Jeanne Beker, host of Canada's "Fashion Television"

“There still seems to be this crazy kind of a racism – I hate to say that –­ but a kind of consciousness in the fashion world..,” Jeanne Beker, Host Fashion Television.  She called it tokenism.

For some that candor, that comfort level, may make or break their experience with this film: If Ms. Thompson’s story, and her peers’ professional plights, isn’t news, that “Colour” will be a stern and stark wake-up moment.

This is a world where, despite urges for a post-“racial” landscape, “White girl” features rule.  They want white features, “dipped in chocolate.  They really look like white girls who’re painted black – That’s beauty – to the industry,” said Justin Peery, Ms. Thompson’s New York agent.

CBC news showed “Black model’s struggle highlighted in film.”
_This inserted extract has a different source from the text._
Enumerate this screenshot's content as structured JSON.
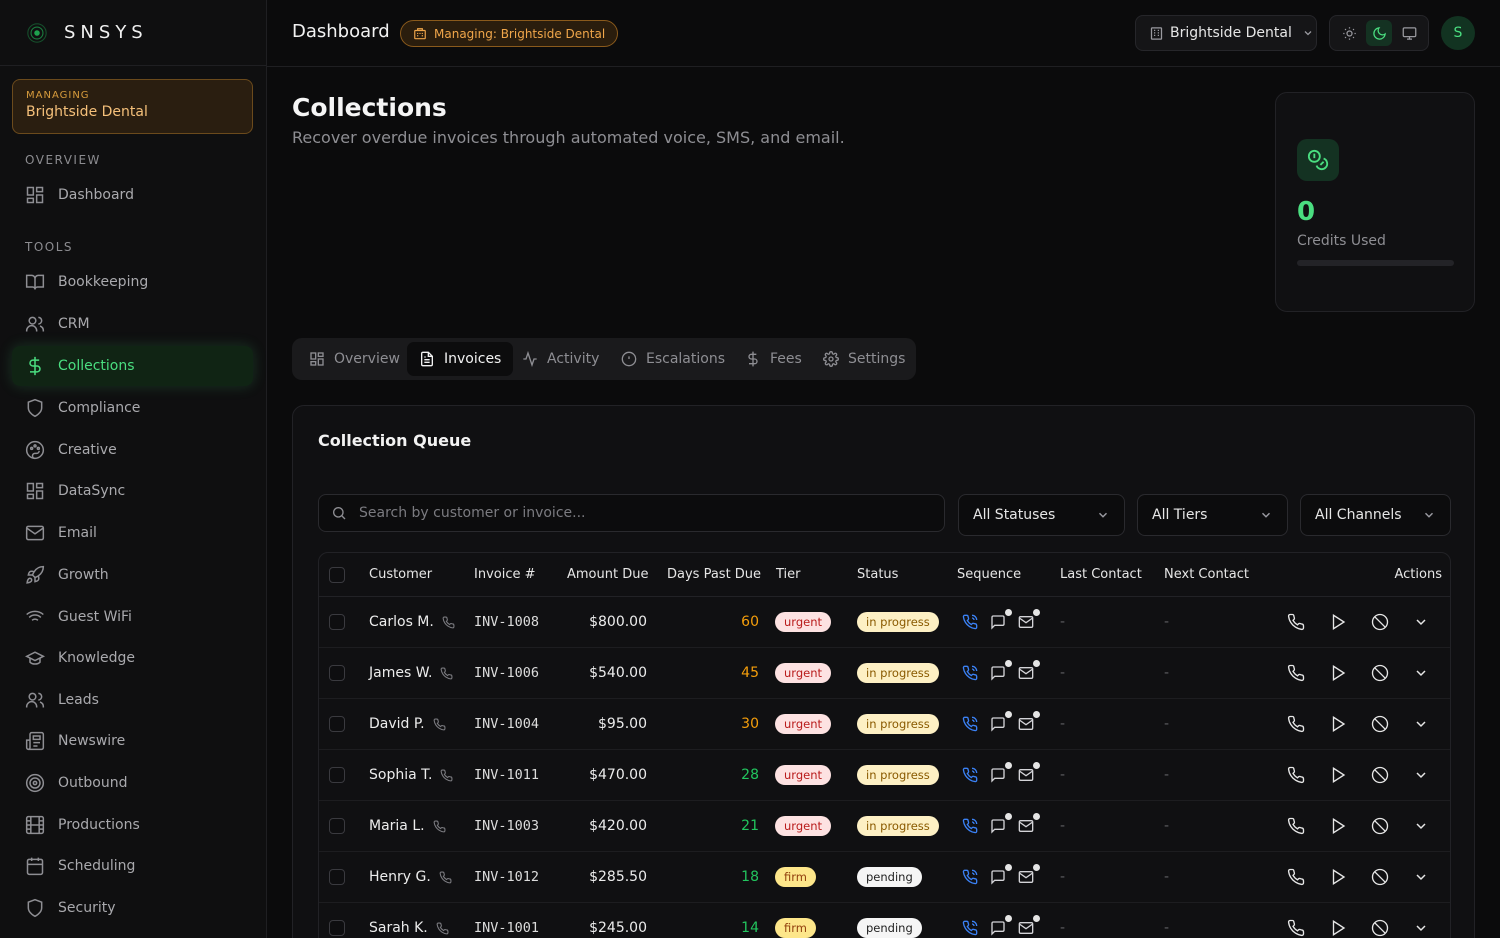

As excellent and exceptional as the film is, there are problems: The duration of 17-minutes is awkward.  It won’t be marketed or promoted in a conventional way.  That may just be Ms. St. Philip’s intention.  Too few people will know about or watch this.

  • She could have filled out a full 30-minutes by either including another brown or black model, even a man, to juxtapose two different careers, attitudes, and results.
  • Or why she’s only now doing the last sprint toward “top” status.
  • Or by including more indelible and evocative details on Ms. Thompsons’ career.

More Renee

Another speed bump is the focus solely on Renee Thompson’s experience: In some way, I think that Ms. St. Philip took the easy way out; even though brown and black bodies and faces scare or intimidate people, the men do so the most.  Yet, she omitted a man’s story.  There are far fewer of them, so that would have been an excellent way to fill out 30-minutes and have a film that is superior and also at a more marketable duration.  It’s bizarre.  The film and Ms. St. Philip leave questions that dangle.

Still, the “Colour” works: In the end “Colour of Beauty” shows how ugly the search for beauty can be, especially when those who choose don’t see an obvious beauty staring right back.